Bulgaria, Romania and Ukraine have recently signed intersystem agreements allowing them and most countries in Eastern Europe to fully profit from US LNG imports from the South – terminals in Greece and Turkey. New EU regulations and these agreements have led to the release of unutilized capacity in transmission systems – in Bulgaria alone between 6-7 billion are free for third party use both in the national and the transit grid allowing for reverse gas and virtual trade.
There are still a number of constraints that must be overcome, including the full integration and harmonization of the tariff regimes and the terms for transmission and capacity trading, so to allow for a full loading of the Trans-Balkan pipeline, which offers an instant opportunity for bi-directional gas flows. However, capacities have to be aligned all along the routes from LNG terminals in Greece and Turkey to end users in Ukraine, Slovakia and Hungary.
The price of US LNG gas is tied to a Henry Hub quotation plus premium and transport. This has created confusion in regional gas companies, long accustomed to Russian long-term oil indexed contracts. Most have been unable to hedge price risk associated with stress referrals to markets outside Europe.
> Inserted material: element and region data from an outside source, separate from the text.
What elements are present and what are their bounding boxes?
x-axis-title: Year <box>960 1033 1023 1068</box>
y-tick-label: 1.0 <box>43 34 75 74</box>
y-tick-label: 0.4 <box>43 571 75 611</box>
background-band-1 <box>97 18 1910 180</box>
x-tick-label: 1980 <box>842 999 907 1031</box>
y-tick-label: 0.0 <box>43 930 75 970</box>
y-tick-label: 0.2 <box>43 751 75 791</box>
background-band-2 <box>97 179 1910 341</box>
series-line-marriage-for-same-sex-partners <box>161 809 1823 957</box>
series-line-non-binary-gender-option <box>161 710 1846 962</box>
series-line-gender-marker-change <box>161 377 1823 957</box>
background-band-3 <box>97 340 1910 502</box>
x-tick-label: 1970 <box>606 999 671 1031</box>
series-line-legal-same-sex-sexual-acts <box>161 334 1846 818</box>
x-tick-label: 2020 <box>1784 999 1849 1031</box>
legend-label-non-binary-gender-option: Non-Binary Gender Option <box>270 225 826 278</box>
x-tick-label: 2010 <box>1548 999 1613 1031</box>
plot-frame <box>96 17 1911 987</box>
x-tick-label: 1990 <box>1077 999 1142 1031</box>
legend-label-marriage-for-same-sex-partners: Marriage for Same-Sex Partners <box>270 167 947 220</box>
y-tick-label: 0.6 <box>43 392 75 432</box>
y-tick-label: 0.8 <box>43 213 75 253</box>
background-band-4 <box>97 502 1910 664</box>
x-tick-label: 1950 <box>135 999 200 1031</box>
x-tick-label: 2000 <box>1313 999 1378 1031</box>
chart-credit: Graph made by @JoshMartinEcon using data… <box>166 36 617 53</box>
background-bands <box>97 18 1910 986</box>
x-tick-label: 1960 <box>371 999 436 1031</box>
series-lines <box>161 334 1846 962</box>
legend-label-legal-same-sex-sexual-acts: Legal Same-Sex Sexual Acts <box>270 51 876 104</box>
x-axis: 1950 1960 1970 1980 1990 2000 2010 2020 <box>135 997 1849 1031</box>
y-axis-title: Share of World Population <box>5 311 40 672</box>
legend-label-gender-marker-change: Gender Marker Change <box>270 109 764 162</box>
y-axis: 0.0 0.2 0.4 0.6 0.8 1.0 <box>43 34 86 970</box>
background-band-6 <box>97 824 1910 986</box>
Over time, however, gas trading in Europe will inexorably move towards adopting one or several common trading platforms as a price benchmark in EU gas trade and even move to the notion of interrelated global trade benchmarks, analogous to crude oil blends.
Although US shale gas could present a more immediate diversification option for the SEE region, its role should not be judged only on the merits of its price competitiveness. We should underestimate the range to which Gazprom could lower gas prices, even incurring short term losses, in order to retain market shares and keep competitors out of Southeast Europe. In most cases, the Russian gas monopoly could rely on its complex web of interdependencies with major EU traders. Much less so we should be expecting prices in the region or Europe to drop to US levels – 70-80 dollars per thousand cubic meters, at least until and unless Europe develops its own resources closer to market and at US price levels, which make production economically feasible.
The fact is, however, that it is just a mater of time before SEE gas importers jump on the LNG bandwagon and start using it to balance their internal supply and demand mix.
With or without our consent, in most cases grudgingly, we have joined and profited from the shale revolution.